Ok you know FL more than me. Seemed a little further than that to me (like 30ft), but I was only there once so maybe I'm mixing it up with the image of some other 90deg "left hand" tunnel in my head.

It's been moved during the past few months. When I was there last August, the beginning of the Peanut line was further inside. When I returned in November, it had been moved so that it's literally within an armspan of the entrance ... as is the Mainline. What I was told when I asked why is that it was due to environmental concerns. Someone also told me that there's not solid agreement among those who are responsible for making such decisions that it was the right thing to do.

... Bob (Grateful Diver)
 
Not to say its right... but the Peanut line is literally 3' from OW, there's no sorta to seeing daylight there.
A rule is a rule, Mathew.
 
Absolutely no one is arguing that breaking the rules was smart, and breaking them clearly did not help the situation, but that is different than saying they were the cause of the accident. At best that is just one more supposition with no more weight or merit than suggesting a medical factor precipitated the chain of events.

Ever heard of Occam's Razor?

While she was in her 60s, she had a pattern of similar "irrational" tunnel vision behavior in the past. Adding layers of medical justifications, shortness of breath, heart attack etc, leading to her panic is a) untestable b) not required c) statistically unlikely.
 
It's been moved during the past few months. When I was there last August, the beginning of the Peanut line was further inside. When I returned in November, it had been moved so that it's literally within an armspan of the entrance ... as is the Mainline. What I was told when I asked why is that it was due to environmental concerns. Someone also told me that there's not solid agreement among those who are responsible for making such decisions that it was the right thing to do.

... Bob (Grateful Diver)

It seems like lines move around a lot down there.
 
It seems like lines move around a lot down there.
Every time I've been to Peacock in the past 3 years the Peanut line has been right at the cavern zone. In Basic/Apprentice, I had to run the reel around goldline beyond the sign because it was too close to count for reel work in class. I think most instructors have students do this.
 
Every time I've been to Peacock in the past 3 years the Peanut line has been right at the cavern zone. In Basic/Apprentice, I had to run the reel around goldline beyond the sign because it was too close to count for reel work in class. I think most instructors have students do this.

It's probably been that long since I did Peacock, but it seemed for a while there the line moved several times.
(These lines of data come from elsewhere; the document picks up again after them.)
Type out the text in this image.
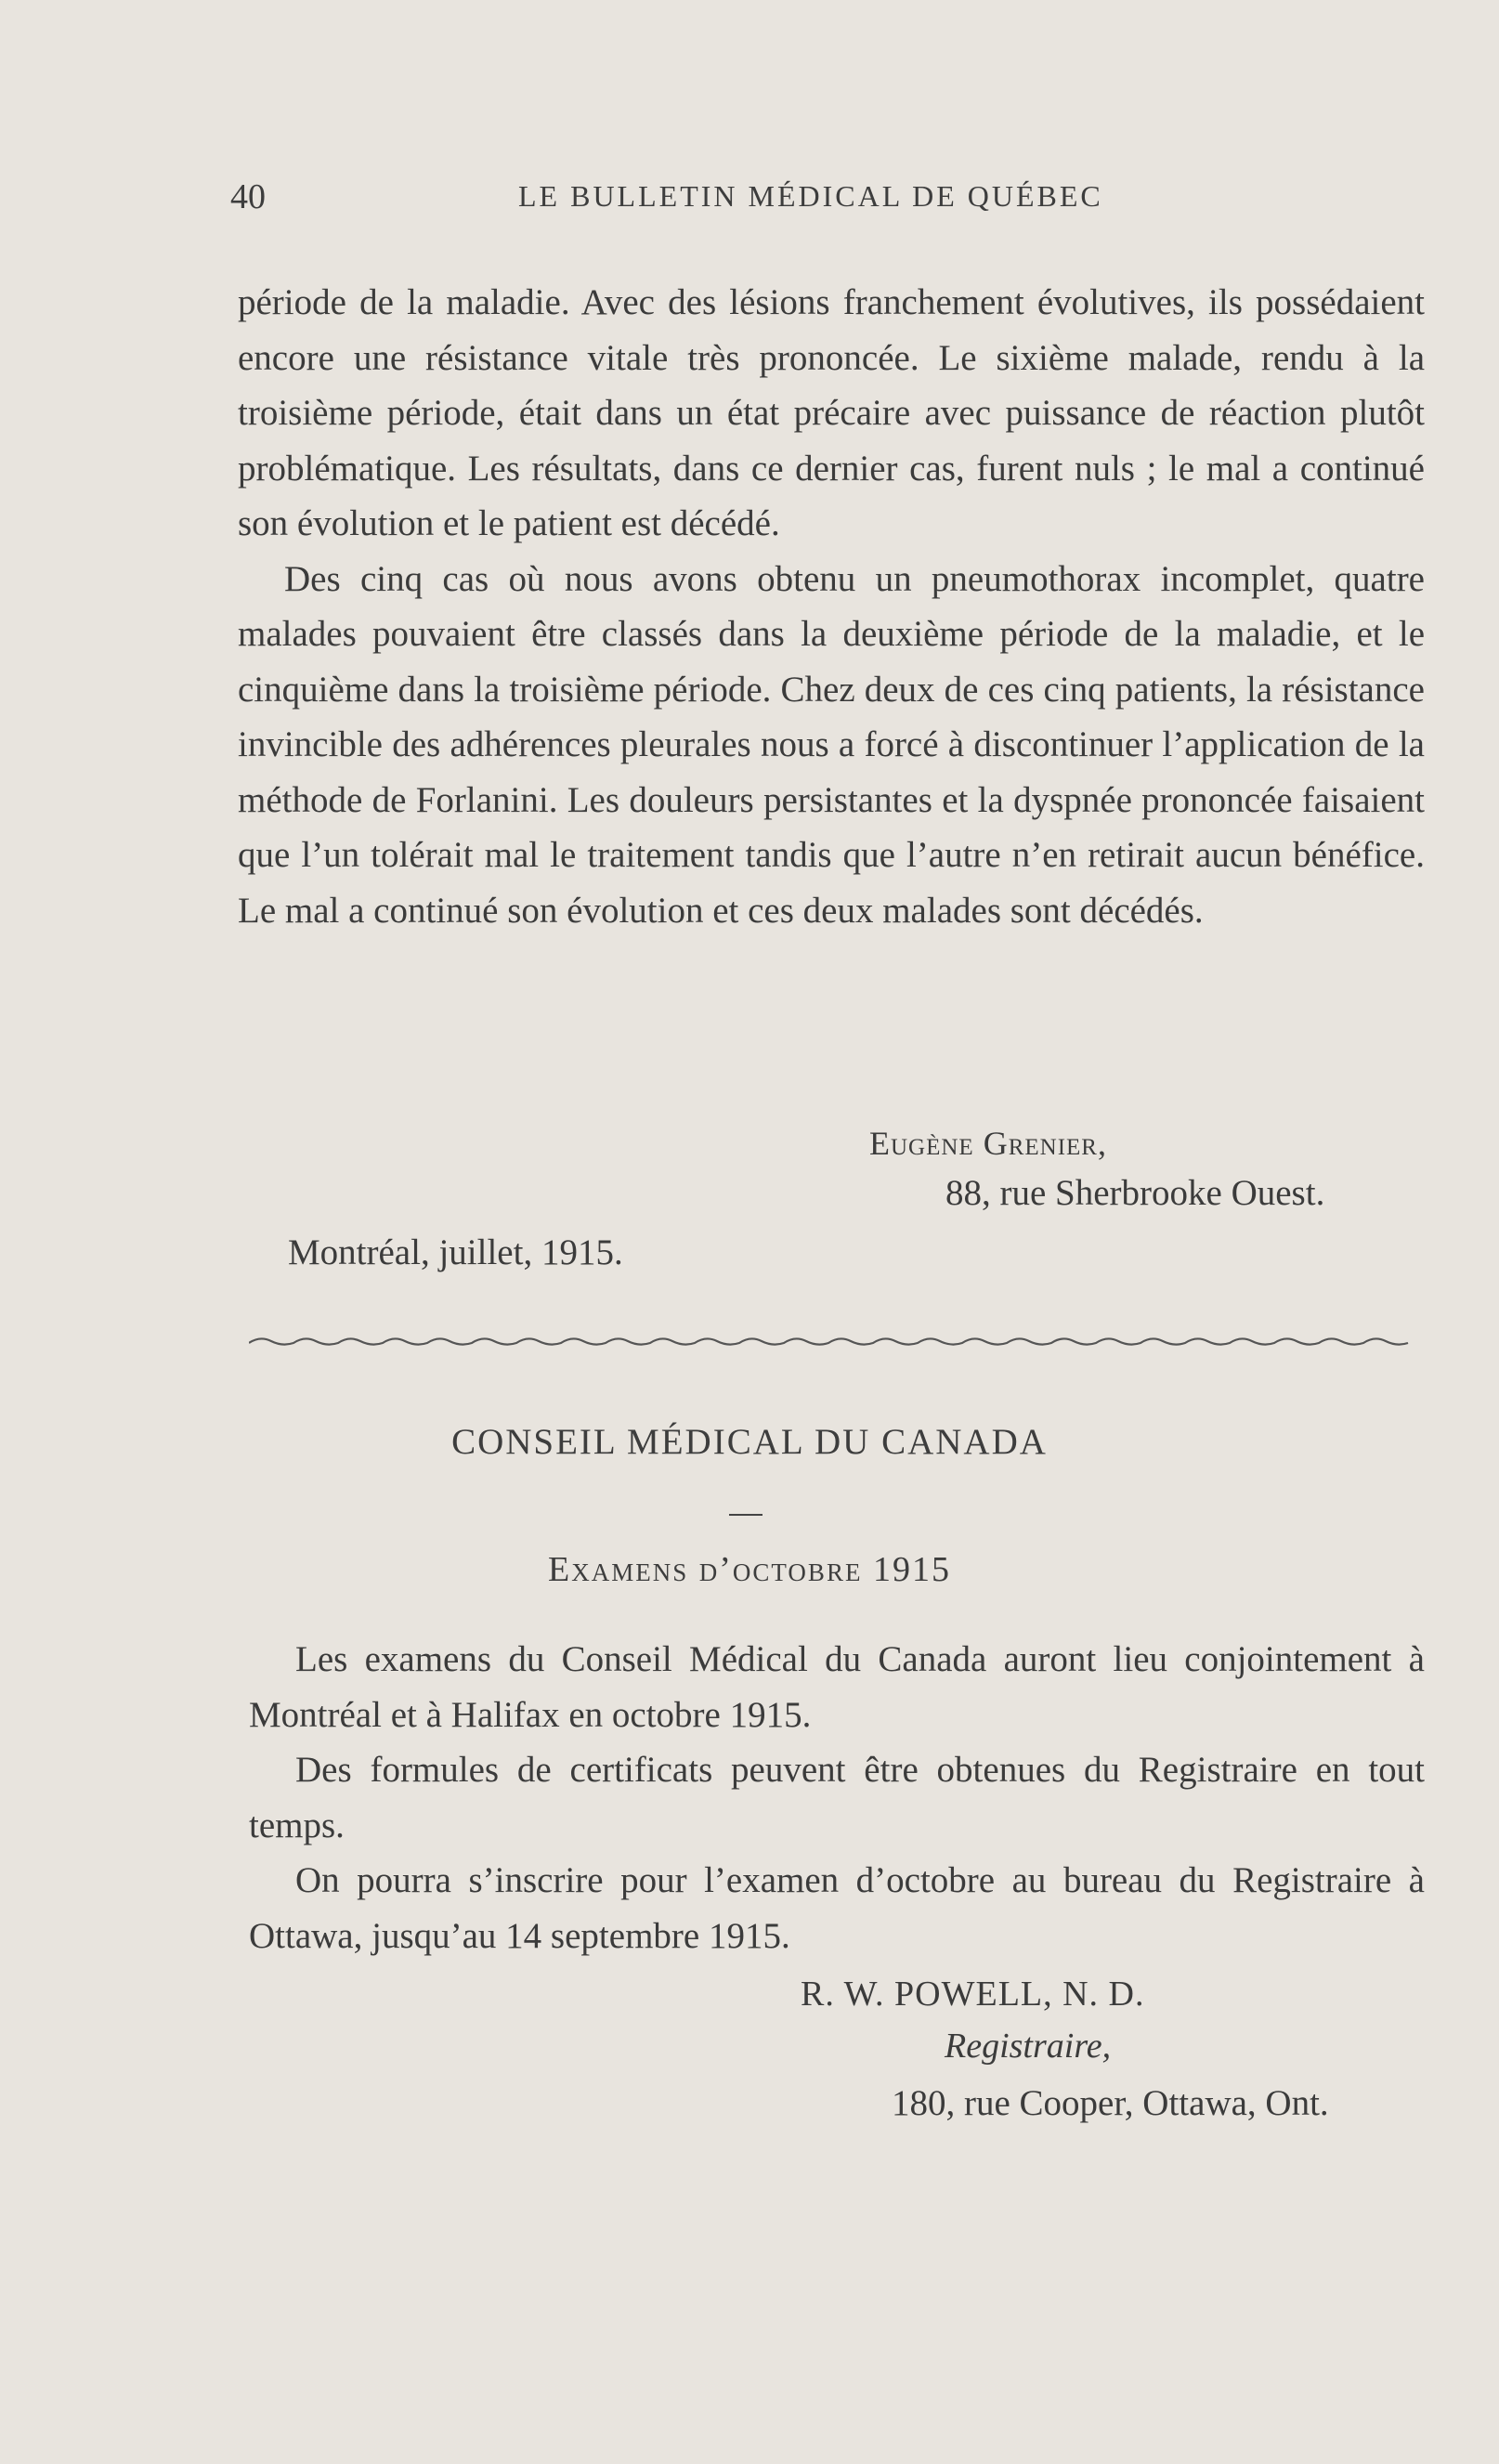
40	LE BULLETIN MÉDICAL DE QUÉBEC

période de la maladie. Avec des lésions franchement évolutives, ils possédaient encore une résistance vitale très prononcée. Le sixième malade, rendu à la troisième période, était dans un état précaire avec puissance de réaction plutôt problématique. Les résultats, dans ce dernier cas, furent nuls ; le mal a continué son évolution et le patient est décédé.

Des cinq cas où nous avons obtenu un pneumothorax incomplet, quatre malades pouvaient être classés dans la deuxième période de la maladie, et le cinquième dans la troisième période. Chez deux de ces cinq patients, la résistance invincible des adhérences pleurales nous a forcé à discontinuer l’application de la méthode de Forlanini. Les douleurs persistantes et la dyspnée prononcée faisaient que l’un tolérait mal le traitement tandis que l’autre n’en retirait aucun bénéfice. Le mal a continué son évolution et ces deux malades sont décédés.

Eugène Grenier,
88, rue Sherbrooke Ouest.
Montréal, juillet, 1915.
CONSEIL MÉDICAL DU CANADA
Examens d’octobre 1915

Les examens du Conseil Médical du Canada auront lieu conjointement à Montréal et à Halifax en octobre 1915.

Des formules de certificats peuvent être obtenues du Registraire en tout temps.

On pourra s’inscrire pour l’examen d’octobre au bureau du Registraire à Ottawa, jusqu’au 14 septembre 1915.

R. W. POWELL, N. D.
Registraire,
180, rue Cooper, Ottawa, Ont.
If I recall correctly the last time I was in there the line was practically in open water.
 
I haven't done many circuits but the few I have done required us to "commit to our new exit". Ie. when we reach our special cookie marking our setup penetration we give a index finger pointing to new exit thumb up signal (easy to show hard to describe). This means "we are exiting ahead" and in the event of some issue (gas, lights etc) we are not turning around anymore to exit.

I don't do visual jumps but how would these divers have "committed to an exit"? Could the apparent lack of this committment have factored into her confusion and eventual panic?